30 de jun. de 2008

Prosa na roça

Azulejo português: fazendo pão em forno à lenha. O Romão é um mineiro de 78 anos em cuja casa sempre encosto quando passo por uma pequena localidade às margens da PA 150. Ele mora com a esposa, Dona Deolinda, dois anos mais velha que ele.

A prosa dos dois e tão deliciosa quanto o pão de queijo caseiro e os biscoitos de trigo e polvilho que saem de um pequeno forno de barro plantado entre umas roseiras no fundo do quintal.
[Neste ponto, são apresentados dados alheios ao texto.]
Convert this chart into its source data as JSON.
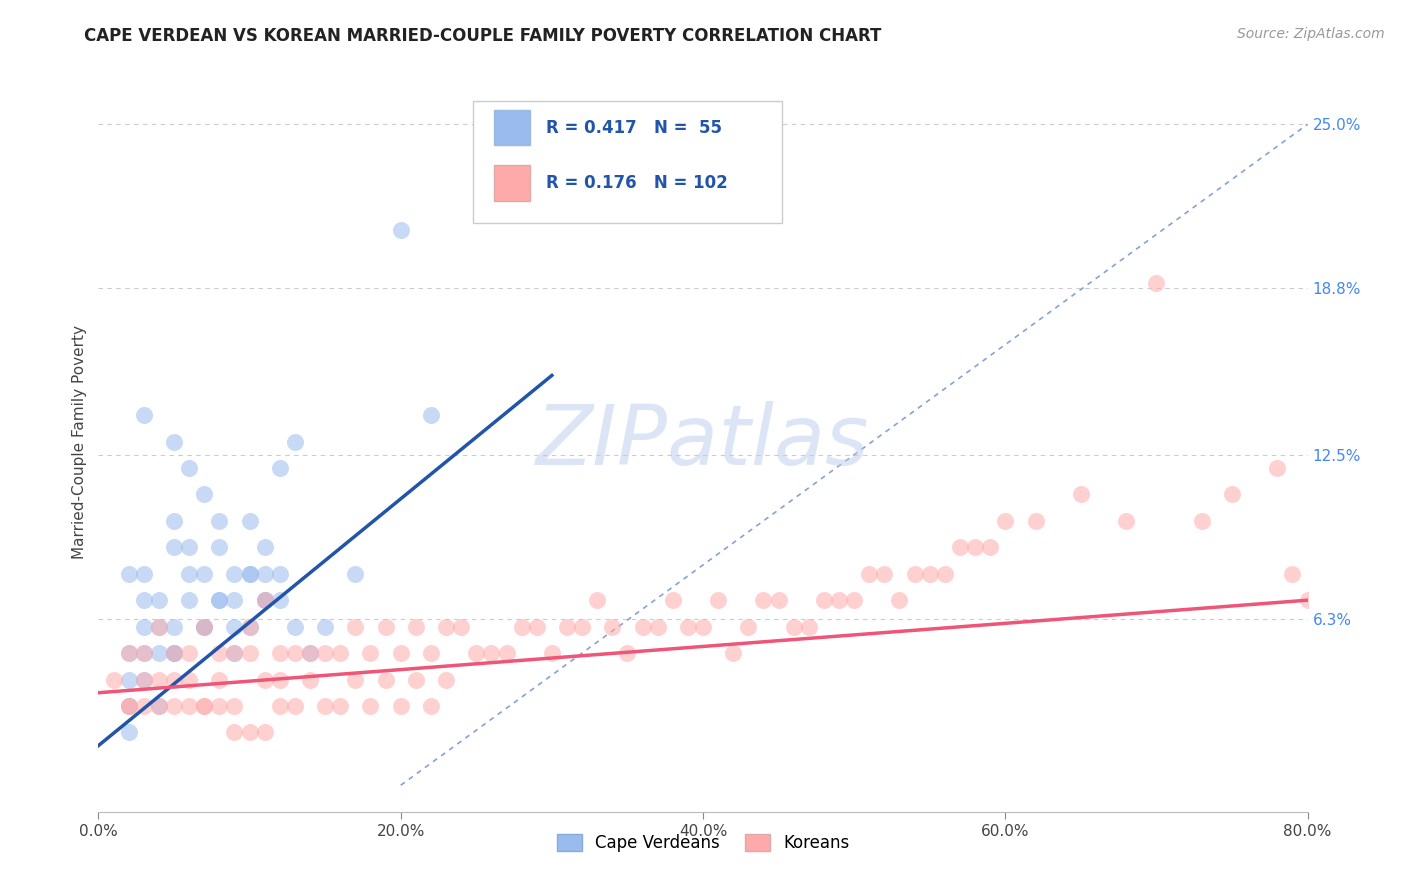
{
  "title": "CAPE VERDEAN VS KOREAN MARRIED-COUPLE FAMILY POVERTY CORRELATION CHART",
  "source_text": "Source: ZipAtlas.com",
  "ylabel": "Married-Couple Family Poverty",
  "xlim": [
    0,
    80
  ],
  "ylim": [
    -1,
    27
  ],
  "ymin_data": 0,
  "ymax_data": 25,
  "xtick_labels": [
    "0.0%",
    "20.0%",
    "40.0%",
    "60.0%",
    "80.0%"
  ],
  "xtick_positions": [
    0,
    20,
    40,
    60,
    80
  ],
  "right_ytick_vals": [
    6.3,
    12.5,
    18.8,
    25.0
  ],
  "right_ytick_labels": [
    "6.3%",
    "12.5%",
    "18.8%",
    "25.0%"
  ],
  "blue_scatter_color": "#99BBEE",
  "pink_scatter_color": "#FFAAAA",
  "blue_line_color": "#2255AA",
  "pink_line_color": "#EE5577",
  "diagonal_color": "#7799CC",
  "grid_color": "#CCCCCC",
  "watermark": "ZIPatlas",
  "watermark_color": "#BBCCEE",
  "background_color": "#FFFFFF",
  "cv_x": [
    3,
    3,
    4,
    5,
    5,
    6,
    6,
    7,
    7,
    8,
    8,
    9,
    9,
    10,
    10,
    11,
    11,
    12,
    12,
    13,
    2,
    2,
    3,
    4,
    5,
    5,
    6,
    7,
    8,
    9,
    10,
    11,
    2,
    3,
    3,
    4,
    5,
    6,
    7,
    8,
    9,
    10,
    11,
    12,
    13,
    14,
    15,
    17,
    20,
    22,
    2,
    2,
    3,
    4,
    5
  ],
  "cv_y": [
    7,
    14,
    5,
    9,
    13,
    8,
    12,
    6,
    11,
    10,
    9,
    8,
    7,
    8,
    10,
    9,
    7,
    12,
    8,
    13,
    5,
    8,
    6,
    7,
    10,
    6,
    9,
    8,
    7,
    6,
    8,
    7,
    4,
    5,
    8,
    6,
    5,
    7,
    6,
    7,
    5,
    6,
    8,
    7,
    6,
    5,
    6,
    8,
    21,
    14,
    3,
    2,
    4,
    3,
    5
  ],
  "kr_x": [
    1,
    2,
    2,
    3,
    3,
    4,
    4,
    5,
    5,
    6,
    6,
    7,
    7,
    8,
    8,
    9,
    9,
    10,
    10,
    11,
    11,
    12,
    12,
    13,
    14,
    15,
    16,
    17,
    18,
    19,
    20,
    21,
    22,
    23,
    24,
    25,
    26,
    27,
    28,
    29,
    30,
    31,
    32,
    33,
    34,
    35,
    36,
    37,
    38,
    39,
    40,
    41,
    42,
    43,
    44,
    45,
    46,
    47,
    48,
    49,
    50,
    51,
    52,
    53,
    54,
    55,
    56,
    57,
    58,
    59,
    60,
    62,
    65,
    68,
    70,
    73,
    75,
    78,
    79,
    80,
    2,
    3,
    4,
    5,
    6,
    7,
    8,
    9,
    10,
    11,
    12,
    13,
    14,
    15,
    16,
    17,
    18,
    19,
    20,
    21,
    22,
    23
  ],
  "kr_y": [
    4,
    5,
    3,
    5,
    4,
    4,
    6,
    3,
    5,
    5,
    4,
    3,
    6,
    4,
    5,
    3,
    5,
    5,
    6,
    4,
    7,
    5,
    4,
    5,
    5,
    5,
    5,
    6,
    5,
    6,
    5,
    6,
    5,
    6,
    6,
    5,
    5,
    5,
    6,
    6,
    5,
    6,
    6,
    7,
    6,
    5,
    6,
    6,
    7,
    6,
    6,
    7,
    5,
    6,
    7,
    7,
    6,
    6,
    7,
    7,
    7,
    8,
    8,
    7,
    8,
    8,
    8,
    9,
    9,
    9,
    10,
    10,
    11,
    10,
    19,
    10,
    11,
    12,
    8,
    7,
    3,
    3,
    3,
    4,
    3,
    3,
    3,
    2,
    2,
    2,
    3,
    3,
    4,
    3,
    3,
    4,
    3,
    4,
    3,
    4,
    3,
    4
  ],
  "cv_reg_x0": 0,
  "cv_reg_y0": 1.5,
  "cv_reg_x1": 30,
  "cv_reg_y1": 15.5,
  "kr_reg_x0": 0,
  "kr_reg_y0": 3.5,
  "kr_reg_x1": 80,
  "kr_reg_y1": 7.0
}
O Aldemiro, vizinho do Romão, de mesma idade dele, advinha quando eu sento à mesa da Dona Deolinda e saboreio os biscoitos e um bolo de milho: ele, indefectível, sempre comparece ao singelo banquete.

Desta vez o Romão estava indignado com a Justiça do Trabalho: o seu irmão houvera sido condenado a pagar certa quantia a um capeta que reclamara contra ele.

O danado houvera chegado sem eira nem beira do Espírito Santo, fora levado à pequena propriedade do seu irmão, roçava juquira ao lado dele, comia na mesma mesa e da mesma comida, comera dos biscoitos da Dona Deolinda, convidara-lhe o irmão para batizar um filho e, ao cabo de três anos, saído da propriedade, colocara o compadre na Justiça.

- Doutor, não tem jeito de acabar com a Justiça do Trabalho? Perguntou-me o Aldemiro, indignado com o ocorrido, completando que, daqui a pouco, ninguém iria mais querer ter trabalhador.

O pior, aditou a Dona Deolinda à conversa, é este tal de trabalho escravo.

- Na cabeça de quem cabe que ainda tem escravo no Brasil!?

- O que senhor diz disto, doutor? Disparou o Romão.

Os três me olharam, esperando a resposta. O Aldemiro, de já pouca vista, apertou os olhos e aproximou o rosto, como se com a visão ouvisse.

- Olhe, amigo, o fato de ser compadre e amigo do funcionário não dá o direito de não lhe pagar os serviços prestados e de não recolher os devidos impostos, e trabalho escravo é não dar condições dignas ao trabalhador.

- Eu comecei a trabalhar quando criança, doutor. Dormi no chão, só tomava água duas vezes ao dia e estou aqui vivo, fiz minha roça, tenho meu gadinho e formei meus filhos. Fui escravo?

- Foi? Reforçou a tese o Romão.

- É que naquele tempo não havia esta cobrança que tem hoje meu amigo. Você era explorado e não sabia. Retruquei, enquanto pegava mais uma fatia do bolo de milho e derramava mais um quarto de café à xícara.

- Explorado nada, doutor. Eu aprendi foi a trabalhar e não a ser vadio e ir pedir cesta para político.

Ao completar a frase, o Aldemiro gargalhou maroto, deliciosamente acompanhado pelo Romão e Dona Deolinda.

- Agora o Aldemiro lhe pegou, doutor. Contou o tento, o Romão.

- Mas não tem quem ganhe de vocês. Em compensação eu como o biscoito e o bolo de milho mais gostoso da região. Comentei.

Dona Deolinda comenta que o Aldemiro encasquetou que morrerá daqui a três anos.

Ele balança a cabeça afirmativamente, com um ar entre grave e resignado.

- Ainda bem que será em três anos. Comentei.

Quando o Aldemiro perguntou o porquê do comentário, eu respondi que pelo menos ele ainda poderia votar em mim em 2010.

A Dona Deolinda caiu na risada. O Romão atualizou o placar.